DATA THEFT IN CYBER SPACE
The rapid development of Information technology poses new challenges before the law. These challenges are not confined to any single traditional legal category but arise in, for example, Criminal Law, Intellectual Property Law, Contract and Tort. One such challenge is the growing menace of Data Theft. It is the term used when any information in the form of data is illegally copied or taken from a business or other individual without his knowledge or consent.
Data as a valuable asset
Data is a valuable asset in this modern era of Information Technology (IT). Data is an important raw-material for Call Centers and I.T. Companies. Data has also become an important tool and weapon for Corporates to capture larger market shares.
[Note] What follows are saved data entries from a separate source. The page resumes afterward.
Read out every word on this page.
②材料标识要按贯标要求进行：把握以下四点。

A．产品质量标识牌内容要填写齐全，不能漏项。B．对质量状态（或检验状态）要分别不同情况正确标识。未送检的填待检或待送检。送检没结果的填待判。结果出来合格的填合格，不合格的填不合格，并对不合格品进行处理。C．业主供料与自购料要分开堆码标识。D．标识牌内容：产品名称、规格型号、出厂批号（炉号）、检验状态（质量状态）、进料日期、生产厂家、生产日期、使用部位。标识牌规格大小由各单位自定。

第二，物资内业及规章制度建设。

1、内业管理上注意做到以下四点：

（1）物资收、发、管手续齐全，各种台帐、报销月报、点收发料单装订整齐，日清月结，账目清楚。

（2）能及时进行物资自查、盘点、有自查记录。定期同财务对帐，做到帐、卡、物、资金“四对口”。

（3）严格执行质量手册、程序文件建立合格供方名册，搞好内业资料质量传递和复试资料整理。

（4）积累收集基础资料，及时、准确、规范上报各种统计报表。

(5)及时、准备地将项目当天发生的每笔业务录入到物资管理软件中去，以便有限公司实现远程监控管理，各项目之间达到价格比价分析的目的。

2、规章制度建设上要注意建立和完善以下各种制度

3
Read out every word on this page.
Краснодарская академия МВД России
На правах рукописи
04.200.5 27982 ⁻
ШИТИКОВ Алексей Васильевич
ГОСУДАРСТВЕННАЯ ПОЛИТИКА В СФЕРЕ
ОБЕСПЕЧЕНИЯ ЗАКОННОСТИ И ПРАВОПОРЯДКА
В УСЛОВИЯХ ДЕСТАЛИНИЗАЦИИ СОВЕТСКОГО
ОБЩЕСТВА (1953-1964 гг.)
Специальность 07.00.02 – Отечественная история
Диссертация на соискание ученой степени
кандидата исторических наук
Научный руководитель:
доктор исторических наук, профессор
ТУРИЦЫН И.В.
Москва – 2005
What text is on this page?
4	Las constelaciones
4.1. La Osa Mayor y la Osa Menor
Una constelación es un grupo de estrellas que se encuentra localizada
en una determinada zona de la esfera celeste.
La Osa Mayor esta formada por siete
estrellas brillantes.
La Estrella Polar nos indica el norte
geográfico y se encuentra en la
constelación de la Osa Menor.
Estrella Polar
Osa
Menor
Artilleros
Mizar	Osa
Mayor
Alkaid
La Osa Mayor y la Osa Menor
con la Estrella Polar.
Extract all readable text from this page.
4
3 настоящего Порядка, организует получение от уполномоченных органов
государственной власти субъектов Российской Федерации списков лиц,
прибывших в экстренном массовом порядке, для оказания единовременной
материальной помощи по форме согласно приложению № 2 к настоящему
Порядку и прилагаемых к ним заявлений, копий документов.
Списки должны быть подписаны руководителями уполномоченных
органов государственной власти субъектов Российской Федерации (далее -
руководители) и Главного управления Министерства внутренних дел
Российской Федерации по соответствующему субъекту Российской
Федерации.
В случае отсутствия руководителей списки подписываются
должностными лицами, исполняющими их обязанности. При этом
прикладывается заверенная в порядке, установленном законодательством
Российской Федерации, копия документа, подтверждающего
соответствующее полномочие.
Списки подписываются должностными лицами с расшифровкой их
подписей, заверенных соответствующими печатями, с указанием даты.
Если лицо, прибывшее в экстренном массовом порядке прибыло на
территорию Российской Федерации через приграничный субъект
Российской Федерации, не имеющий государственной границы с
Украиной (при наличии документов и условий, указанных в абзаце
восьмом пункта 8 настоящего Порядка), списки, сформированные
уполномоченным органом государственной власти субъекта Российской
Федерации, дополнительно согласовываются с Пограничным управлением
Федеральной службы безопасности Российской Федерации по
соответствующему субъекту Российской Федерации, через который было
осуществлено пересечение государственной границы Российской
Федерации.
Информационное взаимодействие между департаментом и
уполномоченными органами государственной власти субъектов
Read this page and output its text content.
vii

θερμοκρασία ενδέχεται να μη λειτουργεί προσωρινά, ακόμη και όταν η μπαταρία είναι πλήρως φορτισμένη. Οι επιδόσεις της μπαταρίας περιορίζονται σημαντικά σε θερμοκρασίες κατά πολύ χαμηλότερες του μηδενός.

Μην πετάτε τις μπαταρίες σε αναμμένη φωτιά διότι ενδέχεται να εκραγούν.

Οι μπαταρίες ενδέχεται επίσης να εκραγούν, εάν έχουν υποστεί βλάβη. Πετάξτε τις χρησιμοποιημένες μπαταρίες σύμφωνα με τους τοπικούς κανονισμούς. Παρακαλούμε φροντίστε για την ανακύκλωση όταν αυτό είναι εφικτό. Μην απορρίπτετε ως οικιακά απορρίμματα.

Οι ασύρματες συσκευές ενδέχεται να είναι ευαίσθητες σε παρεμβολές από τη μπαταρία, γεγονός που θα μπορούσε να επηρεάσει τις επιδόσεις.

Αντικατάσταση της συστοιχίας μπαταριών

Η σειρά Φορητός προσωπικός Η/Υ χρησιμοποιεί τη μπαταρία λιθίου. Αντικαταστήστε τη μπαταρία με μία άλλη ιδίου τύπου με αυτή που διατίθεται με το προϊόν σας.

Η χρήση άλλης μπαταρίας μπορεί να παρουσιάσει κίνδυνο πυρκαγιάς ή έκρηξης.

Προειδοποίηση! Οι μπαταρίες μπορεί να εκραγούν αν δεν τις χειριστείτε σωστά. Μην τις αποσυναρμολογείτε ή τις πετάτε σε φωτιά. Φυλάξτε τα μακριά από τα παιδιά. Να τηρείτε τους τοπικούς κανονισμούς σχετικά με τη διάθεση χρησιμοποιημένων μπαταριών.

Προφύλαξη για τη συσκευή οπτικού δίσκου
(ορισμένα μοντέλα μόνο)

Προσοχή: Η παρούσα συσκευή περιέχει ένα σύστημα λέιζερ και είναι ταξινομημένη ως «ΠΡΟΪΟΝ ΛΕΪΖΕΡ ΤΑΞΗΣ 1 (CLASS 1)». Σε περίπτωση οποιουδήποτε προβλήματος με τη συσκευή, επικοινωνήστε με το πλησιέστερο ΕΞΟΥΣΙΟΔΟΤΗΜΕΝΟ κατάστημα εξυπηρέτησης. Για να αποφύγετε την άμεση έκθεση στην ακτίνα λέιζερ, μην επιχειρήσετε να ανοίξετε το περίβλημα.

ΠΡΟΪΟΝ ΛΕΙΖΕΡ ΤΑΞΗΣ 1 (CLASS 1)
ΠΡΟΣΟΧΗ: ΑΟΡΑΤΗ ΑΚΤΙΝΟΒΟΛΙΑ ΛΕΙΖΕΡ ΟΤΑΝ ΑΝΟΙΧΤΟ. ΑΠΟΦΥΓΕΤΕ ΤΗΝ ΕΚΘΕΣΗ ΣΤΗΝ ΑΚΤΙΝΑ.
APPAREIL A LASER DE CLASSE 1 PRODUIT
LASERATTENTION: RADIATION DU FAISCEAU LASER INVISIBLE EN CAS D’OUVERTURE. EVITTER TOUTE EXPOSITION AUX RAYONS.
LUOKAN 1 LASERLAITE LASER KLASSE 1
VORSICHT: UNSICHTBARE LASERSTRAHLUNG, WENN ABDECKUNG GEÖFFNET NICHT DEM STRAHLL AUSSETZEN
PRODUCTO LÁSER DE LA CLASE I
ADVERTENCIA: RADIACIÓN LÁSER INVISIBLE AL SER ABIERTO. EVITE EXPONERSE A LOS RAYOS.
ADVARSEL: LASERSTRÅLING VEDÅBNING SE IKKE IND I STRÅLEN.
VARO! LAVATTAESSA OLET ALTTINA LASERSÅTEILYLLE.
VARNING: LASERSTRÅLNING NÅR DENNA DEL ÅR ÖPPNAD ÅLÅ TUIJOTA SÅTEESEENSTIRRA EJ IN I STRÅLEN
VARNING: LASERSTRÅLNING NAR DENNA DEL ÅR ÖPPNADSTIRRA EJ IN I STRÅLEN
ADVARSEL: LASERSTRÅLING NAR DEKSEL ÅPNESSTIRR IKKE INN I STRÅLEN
Due to the importance of Data in this new era, its security has become a major issue with the I.T. industry. The piracy of data is a threat, faced by the I.T. players, who spend millions to compile or buy data from the market. Their profits depend upon the security of the Data.
The major issue regarding Data Theft is its International character, for example Systems may be accessed in USA, the data manipulated in China and the consequences felt in India. The result of this ability is that different sovereignties, jurisdictions, laws and rules will come into play which again is an issue in itself. Further, collection of evidence in such circumstances become another issue as investigation in three different countries, all of whom may not be in talking terms, is almost impossible and poor technical know-how of our cops adds to the woes. Also, the lack of coordination between different investigating agencies and a not-so-sure extradition process is another head ache. However the biggest of all these issues is the lack of specific laws in the country dealing with this crime, so even if the culprit is caught he can easily get away by picking and choosing any of the of various loopholes in our law.
Does India have sufficient Laws?
The problem of data theft which has emerged as one of the major cyber crimes worldwide has attracted little attention of law makers in India. Unlike U.K which has The Data Protection Act, 1984 there is no specific legislation in India to tackle this problem, though India boasts of its Information Technology Act, 2000 to address the ever growing menace of cyber crimes, including data theft. The truth is that our IT Act, 2000 is not well equipped to tackle such crimes. The various provisions of the IT Act, 2000 which deal with the problem to some extent are briefly discussed below.
This section provides protection against destruction and unauthorized access of the computer system by imposing heavy penalty up to one crore. The unauthorized downloading, extraction and copying of data are also covered under this section. Clause ‘C’ of this section imposes penalty for unauthorized introduction of computer viruses of contaminants. Clause ‘G’ provides penalties for assisting the unauthorized access.
This section provides for computer source code. If anyone knowingly or intentionally conceals, destroys, alters or causes another to do as such shall have to suffer imprisonment of up to 3 years or fine up to 2 lakh rupees. Thus protection has been provided against tampering of computer source documents.
Protection against hacking has been provided under this section. As per this section, hacking is defined as any act with an intention to cause wrongful loss or damage to any person or with the knowledge that wrongful loss or damage will be caused to any person and information residing in a computer resource must be either destroyed, deleted, altered or its value and utility get diminished. This section imposes the penalty of imprisonment of up to three years or fine up to two lakh rupees or both on the hacker.
This section provides protection to the data stored in the protected system. Protected systems are those computers, computer system or computer network to which the appropriate government, by issuing gazette information in the official gazette, declared it as a protected system. Any access or attempt to secure access of that system in contravention of the provision of this section will make the person accessed liable for punishment of imprisonment which may extend to ten years and shall also be liable to fine.
This section provides protection against breach of confidentiality and privacy of the data. As per this, any person upon whom powers have been conferred under IT Act and allied rules to secure access to any electronic record, book, register, correspondence, information document of other material discloses it to any other person, shall be punished with imprisonment which may extend to two years or with fine which may extend to one lakh rupees or both.